The paper also explores the independence of the involved properties. It constructs a “feral” Baire space E (all bounded subsets are finite‑dimensional) that satisfies (K) but fails to be κ‑Frechet–Urysohn, showing that (K) does not imply κ‑Frechet–Urysohn. Conversely, Example 4.1 exhibits a κ‑Frechet–Urysohn lcs that is not Baire, demonstrating that κ‑Frechet–Urysohn alone is insufficient. Moreover, Example 4.7 provides a Baire lcs that is feral and not κ‑Frechet–Urysohn, answering negatively the question “Does Baire ⇒ κ‑Frechet–Urysohn for lcs?”

Despite the failure of full Baire-ness, the authors prove that every κ‑Frechet–Urysohn lcs is b‑Baire‑like in the sense of Ruess (Theorem 5.1). This property implies quasibarrelledness and yields many new examples of b‑Baire‑like spaces, including several Cₖ‑spaces. Theorem 5.2 gives a precise characterization of κ‑Frechet–Urysohn locally convex spaces that are Baire‑like.

In the final section, the authors apply their main theorem to function spaces. They give concise proofs that for a k‑space X, the space Cₖ(X) of continuous real‑valued functions with the compact‑open topology is Baire if and only if it is κ‑Frechet–Urysohn, which in turn is equivalent to X possessing Sakai’s (κκ) property. Similar equivalences are obtained for spaces of Baire‑α functions B_α(X). These results recover and strengthen known theorems about Baire functions and Cₖ‑spaces, but now follow directly from the general (MK) framework.

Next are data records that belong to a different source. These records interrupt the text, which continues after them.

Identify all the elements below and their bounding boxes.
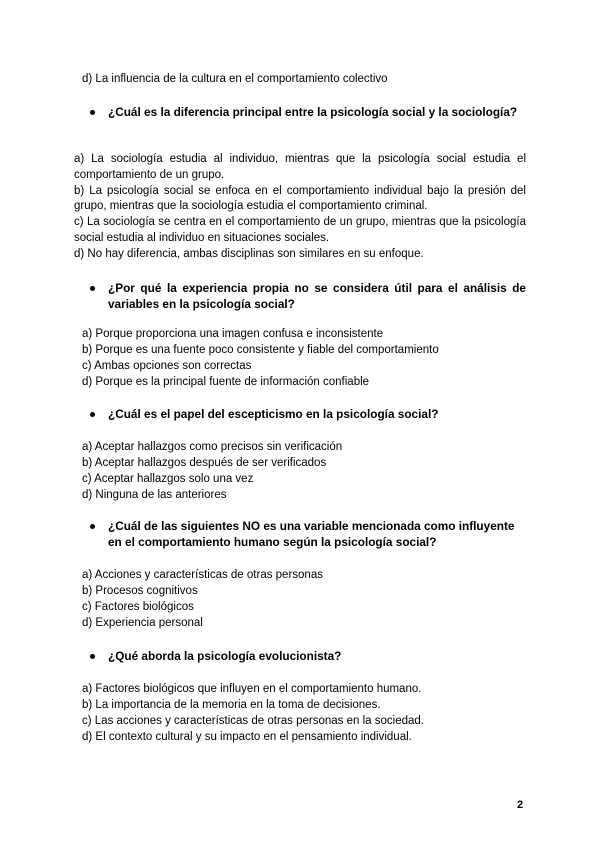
option-text: d) Porque es la principal fuente de información confiable: [82, 376, 370, 388]
option-text: b) La importancia de la memoria en la toma de decisiones.: [82, 699, 381, 711]
option-text: c) Ambas opciones son correctas: [82, 360, 252, 372]
option-text: b) Aceptar hallazgos después de ser verificados: [82, 457, 327, 469]
page-number: 2: [517, 799, 524, 811]
option-text: a) Aceptar hallazgos como precisos sin verificación: [82, 441, 343, 453]
question-2-heading: ¿Por qué la experiencia propia no se considera útil para el análisis de variables en la psicología social?: [108, 281, 526, 311]
bullet-icon: [90, 110, 98, 118]
option-text: c) Las acciones y características de otras personas en la sociedad.: [82, 715, 424, 727]
bullet-icon: [90, 524, 98, 532]
option-text: d) El contexto cultural y su impacto en el pensamiento individual.: [82, 731, 412, 743]
option-text: c) Factores biológicos: [82, 601, 194, 613]
option-text: d) Ninguna de las anteriores: [82, 489, 227, 501]
option-text: c) La sociología se centra en el comportamiento de un grupo, mientras que la psicología social estudia al individuo en situaciones sociales.: [74, 216, 526, 244]
question-1-options: [74, 152, 526, 263]
question-1-heading: ¿Cuál es la diferencia principal entre la psicología social y la sociología?: [108, 105, 518, 119]
question-3-heading: ¿Cuál es el papel del escepticismo en la psicología social?: [108, 407, 439, 421]
bullet-icon: [90, 654, 98, 662]
question-5-heading: ¿Qué aborda la psicología evolucionista?: [108, 649, 342, 663]
option-text: d) La influencia de la cultura en el comportamiento colectivo: [82, 73, 388, 85]
option-text: a) La sociología estudia al individuo, mientras que la psicología social estudia el comportamiento de un grupo.: [74, 153, 526, 181]
option-text: d) Experiencia personal: [82, 617, 203, 629]
option-text: a) Acciones y características de otras personas: [82, 569, 323, 581]
option-text: b) Procesos cognitivos: [82, 585, 198, 597]
question-4-heading: ¿Cuál de las siguientes NO es una variable mencionada como influyente en el comportamiento humano según la psicología social?: [108, 519, 515, 549]
option-text: c) Aceptar hallazgos solo una vez: [82, 473, 254, 485]
option-text: b) La psicología social se enfoca en el comportamiento individual bajo la presión del grupo, mientras que la sociología estudia el comportamiento criminal.: [74, 184, 526, 213]
option-text: a) Porque proporciona una imagen confusa e inconsistente: [82, 328, 384, 340]
bullet-icon: [90, 412, 98, 420]
option-text: b) Porque es una fuente poco consistente y fiable del comportamiento: [82, 344, 439, 356]
bullet-icon: [90, 286, 98, 294]
option-text: d) No hay diferencia, ambas disciplinas son similares en su enfoque.: [74, 247, 424, 260]
option-text: a) Factores biológicos que influyen en el comportamiento humano.: [82, 683, 422, 695]
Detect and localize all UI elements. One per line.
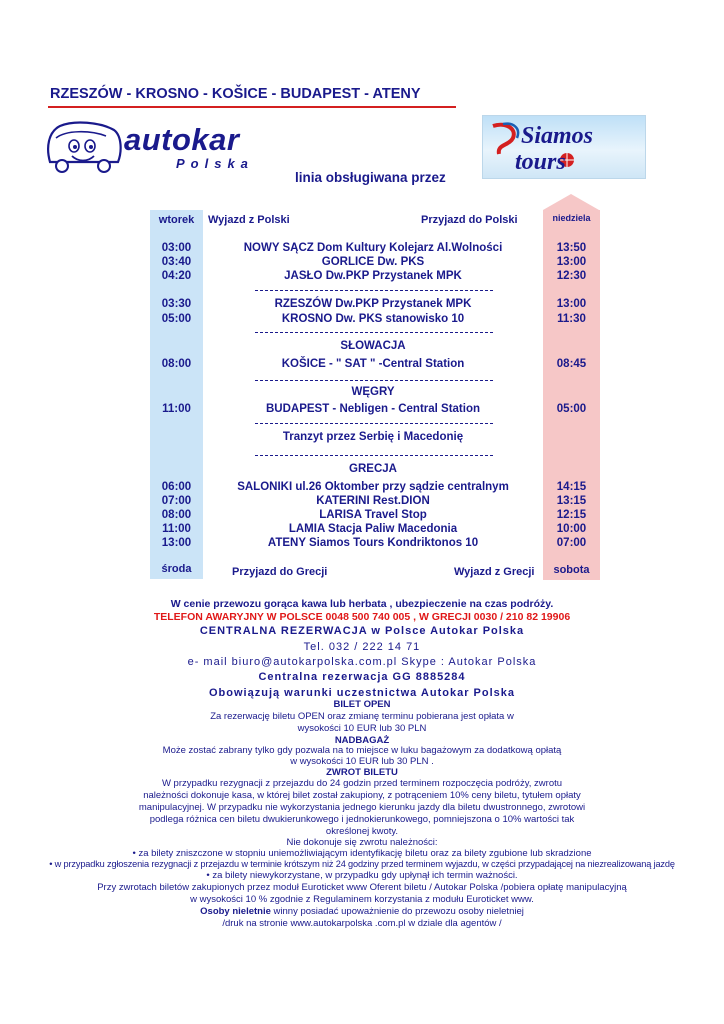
- stop-name: KOŠICE - " SAT " -Central Station: [281, 358, 465, 370]
- outbound-time: 03:40: [161, 256, 192, 268]
- return-time: 08:45: [556, 358, 587, 370]
- country-heading: SŁOWACJA: [340, 340, 406, 352]
- stop-name: BUDAPEST - Nebligen - Central Station: [265, 403, 481, 415]
- return-time: 13:50: [556, 242, 587, 254]
- refund-bullet: • za bilety niewykorzystane, w przypadku gdy upłynął ich termin ważności.: [206, 870, 518, 881]
- refund-text: określonej kwoty.: [325, 826, 399, 837]
- minors-note: [0, 906, 724, 917]
- outbound-time: 04:20: [161, 270, 192, 282]
- refund-text: Przy zwrotach biletów zakupionych przez moduł Euroticket www Oferent biletu / Autokar Polska /pobiera opłatę manipulacyjną: [97, 882, 627, 893]
- open-ticket-text: wysokości 10 EUR lub 30 PLN: [297, 723, 427, 734]
- operated-by-label: linia obsługiwana przez: [295, 170, 446, 185]
- outbound-time: 08:00: [161, 509, 192, 521]
- outbound-time: 05:00: [161, 313, 192, 325]
- outbound-time: 03:00: [161, 242, 192, 254]
- partner-name-line2: tours: [515, 149, 566, 175]
- outbound-time: 08:00: [161, 358, 192, 370]
- brand-subtitle: Polska: [176, 156, 254, 171]
- conditions-note: Obowiązują warunki uczestnictwa Autokar Polska: [209, 687, 515, 699]
- stop-name: LARISA Travel Stop: [319, 509, 427, 521]
- return-time: 13:00: [556, 298, 587, 310]
- stop-name: RZESZÓW Dw.PKP Przystanek MPK: [274, 298, 472, 310]
- refund-text: Nie dokonuje się zwrotu należności:: [286, 837, 438, 848]
- return-time: 05:00: [556, 403, 587, 415]
- return-time: 14:15: [556, 481, 587, 493]
- refund-text: podlega różnica cen biletu dwukierunkowego i jednokierunkowego, pomniejszona o 10% wartości tak: [149, 814, 575, 825]
- minors-text: winny posiadać upoważnienie do przewozu osoby nieletniej: [270, 906, 524, 917]
- open-ticket-text: Za rezerwację biletu OPEN oraz zmianę terminu pobierana jest opłata w: [210, 711, 514, 722]
- departure-poland-label: Wyjazd z Polski: [208, 214, 290, 226]
- outbound-time: 11:00: [162, 403, 191, 415]
- outbound-time: 13:00: [161, 537, 192, 549]
- refund-text: manipulacyjnej. W przypadku nie wykorzystania jednego kierunku jazdy dla biletu dwustronnego, zwrotowi: [138, 802, 586, 813]
- return-day-bottom: sobota: [553, 564, 590, 576]
- emergency-phone: TELEFON AWARYJNY W POLSCE 0048 500 740 005 , W GRECJI 0030 / 210 82 19906: [153, 611, 571, 623]
- email-skype: e- mail biuro@autokarpolska.com.pl Skype : Autokar Polska: [187, 656, 537, 668]
- stop-name: ATENY Siamos Tours Kondriktonos 10: [267, 537, 479, 549]
- stop-name: GORLICE Dw. PKS: [321, 256, 425, 268]
- refund-text: w wysokości 10 % zgodnie z Regulaminem korzystania z modułu Euroticket www.: [190, 894, 534, 905]
- section-divider: [255, 455, 493, 457]
- refund-bullet: • za bilety zniszczone w stopniu uniemożliwiającym identyfikację biletu oraz za bilety zgubione lub skradzione: [132, 848, 592, 859]
- return-day-top: niedziela: [552, 213, 591, 223]
- arrival-poland-label: Przyjazd do Polski: [421, 214, 518, 226]
- country-heading: GRECJA: [349, 463, 397, 475]
- arrival-greece-label: Przyjazd do Grecji: [232, 566, 328, 578]
- route-title: RZESZÓW - KROSNO - KOŠICE - BUDAPEST - ATENY: [50, 86, 421, 102]
- route-underline: [48, 106, 456, 108]
- return-time: 12:30: [556, 270, 587, 282]
- transit-note: Tranzyt przez Serbię i Macedonię: [282, 431, 464, 443]
- stop-name: KATERINI Rest.DION: [316, 495, 430, 507]
- open-ticket-heading: BILET OPEN: [333, 699, 391, 710]
- return-column-tip: [543, 194, 599, 210]
- stop-name: JASŁO Dw.PKP Przystanek MPK: [284, 270, 462, 282]
- return-time: 11:30: [557, 313, 586, 325]
- baggage-text: Może zostać zabrany tylko gdy pozwala na to miejsce w luku bagażowym za dodatkową opłatą: [162, 745, 562, 756]
- outbound-time: 06:00: [161, 481, 192, 493]
- stop-name: KROSNO Dw. PKS stanowisko 10: [281, 313, 465, 325]
- outbound-time: 03:30: [161, 298, 192, 310]
- central-reservation-heading: CENTRALNA REZERWACJA w Polsce Autokar Polska: [199, 625, 525, 637]
- agents-form-note: /druk na stronie www.autokarpolska .com.pl w dziale dla agentów /: [222, 918, 502, 929]
- outbound-day-bottom: środa: [161, 563, 192, 575]
- return-time: 13:15: [556, 495, 587, 507]
- refund-text: należności dokonuje kasa, w której bilet został zakupiony, z potrąceniem 10% ceny biletu, tytułem opłaty: [143, 790, 581, 801]
- outbound-time: 11:00: [162, 523, 191, 535]
- return-time: 07:00: [556, 537, 587, 549]
- bus-mascot-icon: [44, 118, 124, 178]
- outbound-day-top: wtorek: [158, 214, 195, 226]
- refund-bullet: • w przypadku zgłoszenia rezygnacji z przejazdu w terminie krótszym niż 24 godziny przed terminem wyjazdu, w części przypadającej na niezrealizowaną jazdę: [49, 859, 675, 869]
- baggage-heading: NADBAGAŻ: [334, 735, 390, 746]
- return-time: 10:00: [556, 523, 587, 535]
- stop-name: LAMIA Stacja Paliw Macedonia: [288, 523, 458, 535]
- siamos-tours-emblem: [483, 116, 645, 178]
- departure-greece-label: Wyjazd z Grecji: [454, 566, 535, 578]
- baggage-text: w wysokości 10 EUR lub 30 PLN .: [290, 756, 434, 767]
- return-time: 13:00: [556, 256, 587, 268]
- stop-name: SALONIKI ul.26 Oktomber przy sądzie centralnym: [237, 481, 509, 493]
- refund-heading: ZWROT BILETU: [326, 767, 398, 778]
- section-divider: [255, 380, 493, 382]
- country-heading: WĘGRY: [351, 386, 395, 398]
- section-divider: [255, 290, 493, 292]
- partner-name-line1: Siamos: [521, 123, 594, 149]
- brand-name: autokar: [124, 122, 240, 157]
- return-time: 12:15: [556, 509, 587, 521]
- gg-reservation: Centralna rezerwacja GG 8885284: [258, 671, 466, 683]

Overall, the paper introduces property (MK) as a natural bridge between Mackey null sequences and K‑sequences, shows that local completeness guarantees (MK), and demonstrates that κ‑Frechet–Urysohn together with (MK) suffices for Baire-ness. By providing counterexamples, establishing b‑Baire‑like behavior, and delivering applications to classical function spaces, the work significantly broadens the understanding of Baire phenomena in topological vector spaces.